I've become my father
At family gatherings, I'm now the senior member. I'm the old man. Although, I see myself as my father in other ways.

My mother died when my father was 72. He spent the last eight years of his life, living in the family home all by himself. I'm retired and live by myself. How did my father manage compared to how I manage? How did my father occupy his time compared to how I occupy mine? The rest of the world moves on with their own day-to-day issues, and the affairs of one old man are of little or no consequence. That is, except to him.

My father fiddled with his own interests, his own projects, for himself. He didn't do it necessarily for others; he did it because it brought him some measure of satisfaction, maybe even accomplishment. I now see myself the same way. What I do isn't that meaningful in the grand scheme of things. There are now eight billion people on the planet, and most of them have no idea I exist. Certainly, anything I do has a negligible impact on the world. So why do I do it? For myself. At the end of the day, all of us do whatever we do for ourselves, not with the intention of setting the world on fire.

Final Word
So, here I am. 70. I made it. Several years ago, a friend told me she had read that if we make it to 70, statistically, there's a good chance we'll make it to 80. I guess we'll see. I was chatting with somebody about my health issues, and they chuckled and said, "What did you expect? You're 70!" I replied, "I've never been 70 before. I had no idea of what to expect!"

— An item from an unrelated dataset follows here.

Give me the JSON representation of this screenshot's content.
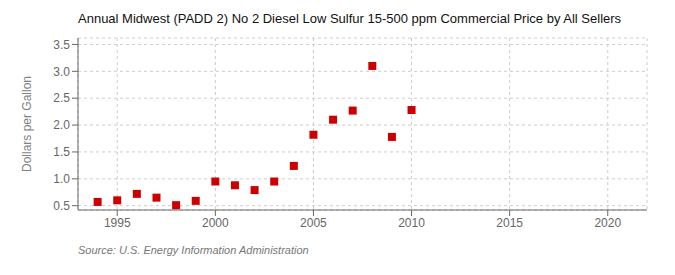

I've heard it said that we are generally living longer and while decades ago, 70 may have been considered as old, nowadays, 70 can still be considered as an active, "non-old" per se age. "You're as old as you feel." Well, I don't feel old. Heck, I don't know exactly what old feels like. I am aware of certain physical limitations but I do seem to be still moving. Once in a while, I run across somebody younger than me with huge problems to deal with. There but for the grace of God... Should I complain? It reminds me that I'm lucky. Things may not be perfect but they could be worse.

Back in July, I wrote to a friend who was turning 70, congratulating him and giving him my best wishes, ending with, “See you at 80.”


I wrote this on 2022-10-20 and only just now, 2022-12-01, got around to clicking on Publish. I'm slow. What did you expect? I'm 70! Ha, ha!